A metáfora, portanto, é uma clandestina do vocabulário: está
em toda parte, fingindo que não está. Ela é importante porque nos permite
comunicar não apenas ideias, mas sensações. Dizer que a saudade “morde” é mais
preciso do que qualquer tratado de neurociência afetiva.
Dizer que a esperança “brota” é mais convincente que
planejamento estratégico elaborado no Powerpoint e complementado com planilhas
do Excel.
Poucos textos fizeram uso tão criativo - e eficaz - da
metáfora quanto a Bíblia. Ali, Deus é pastor, rocha, luz, pai, rei, amigo e até
vento.
Cada metáfora revela um aspecto do divino - e, convenhamos,
tentar descrever o indefinível sem recorrer à imagem é como tentar beijar o
cotovelo: possível apenas em teorias de YouTube.
Jesus, mestre nesse ofício, não ensinava com PowerPoint, mas
com figueiras, sementes, vinhas, sal, luz e tesouros escondidos. Ele não dizia
“ajudem o próximo”; dizia “seja como o samaritano”. A metáfora ensina sem
humilhar, convida sem ordenar, toca sem empurrar.
Dizemos que a vida é uma estrada, que o amor é um jogo, que
o corpo é uma máquina, que o tempo é dinheiro. E quando mudamos a metáfora,
muda também a forma como sentimos a realidade.

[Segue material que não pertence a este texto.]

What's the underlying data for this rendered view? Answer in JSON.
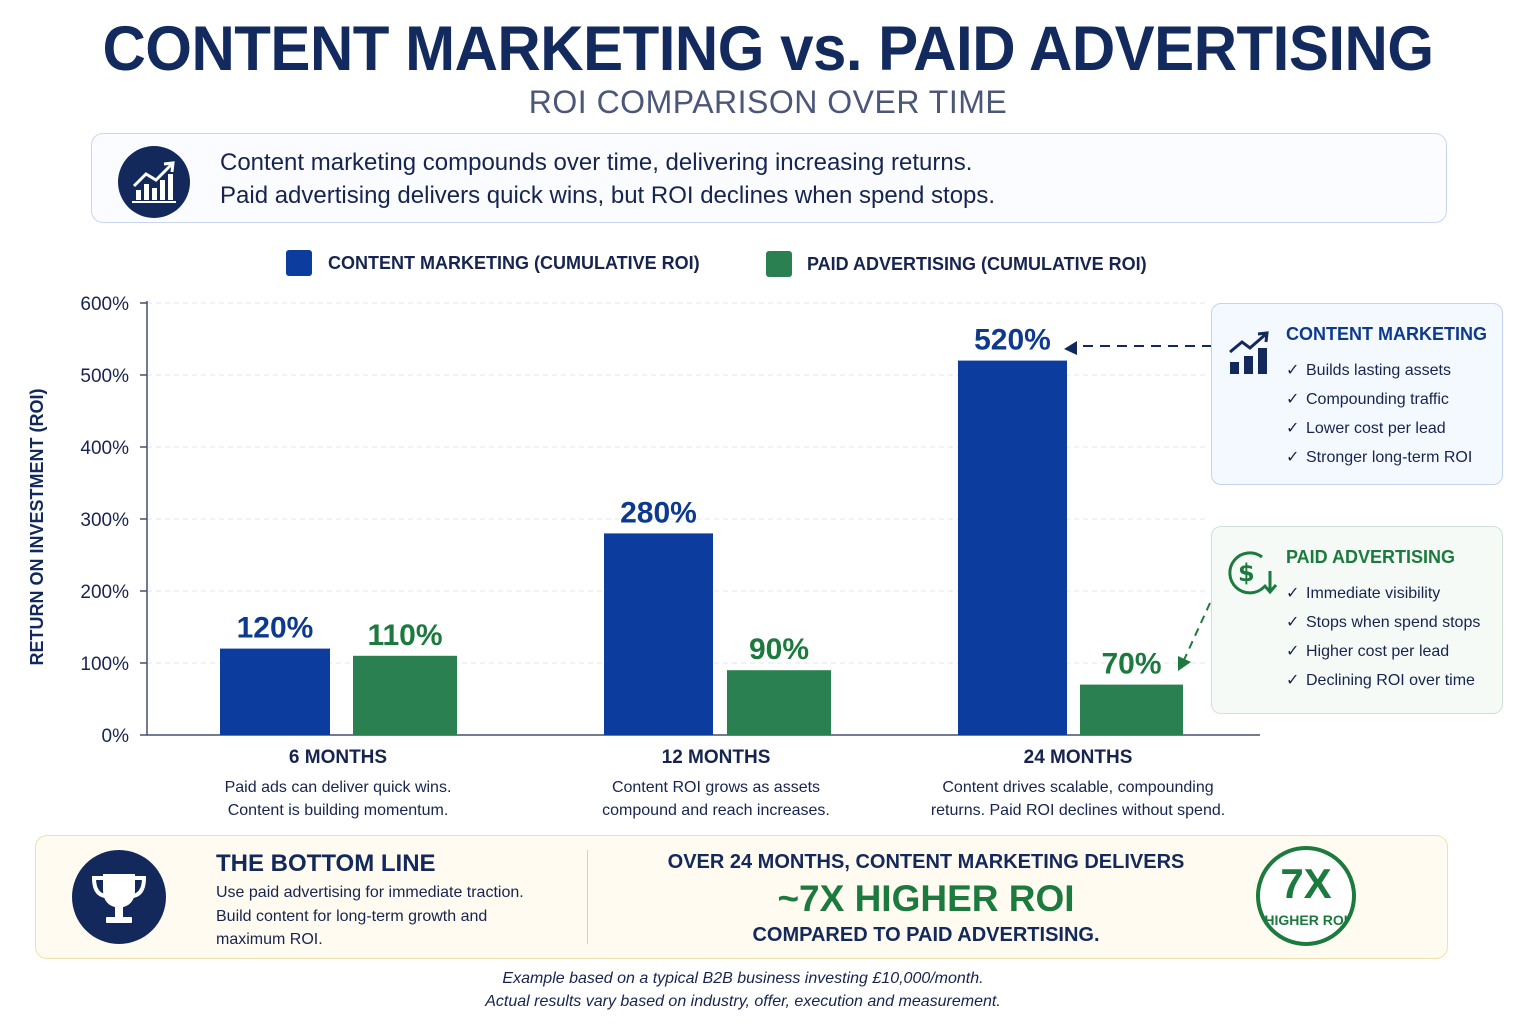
{
  "title": "CONTENT MARKETING vs. PAID ADVERTISING",
  "subtitle": "ROI COMPARISON OVER TIME",
  "intro": {
    "icon": "chart-growth-icon",
    "line1": "Content marketing compounds over time, delivering increasing returns.",
    "line2": "Paid advertising delivers quick wins, but ROI declines when spend stops."
  },
  "colors": {
    "content": "#0b3c9e",
    "paid": "#2a8050",
    "navy": "#13295c",
    "green_text": "#1c7a3e"
  },
  "chart_data": {
    "type": "bar",
    "title": "",
    "xlabel": "",
    "ylabel": "RETURN ON INVESTMENT (ROI)",
    "ylim": [
      0,
      600
    ],
    "yticks": [
      0,
      100,
      200,
      300,
      400,
      500,
      600
    ],
    "ytick_labels": [
      "0%",
      "100%",
      "200%",
      "300%",
      "400%",
      "500%",
      "600%"
    ],
    "grid": true,
    "legend_position": "top",
    "categories": [
      "6 MONTHS",
      "12 MONTHS",
      "24 MONTHS"
    ],
    "category_notes": [
      [
        "Paid ads can deliver quick wins.",
        "Content is building momentum."
      ],
      [
        "Content ROI grows as assets",
        "compound and reach increases."
      ],
      [
        "Content drives scalable, compounding",
        "returns. Paid ROI declines without spend."
      ]
    ],
    "series": [
      {
        "name": "CONTENT MARKETING (CUMULATIVE ROI)",
        "values": [
          120,
          280,
          520
        ],
        "labels": [
          "120%",
          "280%",
          "520%"
        ],
        "color": "#0b3c9e",
        "label_color": "#0d3a8e"
      },
      {
        "name": "PAID ADVERTISING (CUMULATIVE ROI)",
        "values": [
          110,
          90,
          70
        ],
        "labels": [
          "110%",
          "90%",
          "70%"
        ],
        "color": "#2a8050",
        "label_color": "#1c7a3e"
      }
    ]
  },
  "panels": {
    "content": {
      "icon": "bar-chart-up-icon",
      "title": "CONTENT MARKETING",
      "items": [
        "Builds lasting assets",
        "Compounding traffic",
        "Lower cost per lead",
        "Stronger long-term ROI"
      ]
    },
    "paid": {
      "icon": "dollar-down-icon",
      "title": "PAID ADVERTISING",
      "items": [
        "Immediate visibility",
        "Stops when spend stops",
        "Higher cost per lead",
        "Declining ROI over time"
      ]
    }
  },
  "check_mark": "✓",
  "bottom": {
    "icon": "trophy-icon",
    "title": "THE BOTTOM LINE",
    "text": "Use paid advertising for immediate traction. Build content for long-term growth and maximum ROI.",
    "line1": "OVER 24 MONTHS, CONTENT MARKETING DELIVERS",
    "line2": "~7X HIGHER ROI",
    "line3": "COMPARED TO PAID ADVERTISING.",
    "badge_big": "7X",
    "badge_small": "HIGHER ROI"
  },
  "footnote": {
    "line1": "Example based on a typical B2B business investing £10,000/month.",
    "line2": "Actual results vary based on industry, offer, execution and measurement."
  }
}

O problema talvez seja quando a metáfora nos aprisiona. Se
tratamos o trabalho como uma batalha, viveremos exaustos. Se o casamento for
sempre um porto seguro, talvez nos esqueçamos de navegar. Uma boa metáfora abre
portas; uma metáfora ruim tranca o pensamento dentro de um armário.
Então, por que uso metáforas?
Porque a realidade, crua e nua, costuma ser malvestida e de
pouca educação. A metáfora dá a ela um terno, um perfume e um sapato de cromo
alemão.
Escrevo com metáforas porque a vida sem elas seria como um
café sem cheiro, uma risada sem som, um abraço sem braços .
E, se me permitem, vai aqui a última metáfora deste meu
texto totalmente metaforizado: escrever sem metáfora é como tentar acender uma
vela com o vento.
Pode até funcionar. Mas onde está a graça?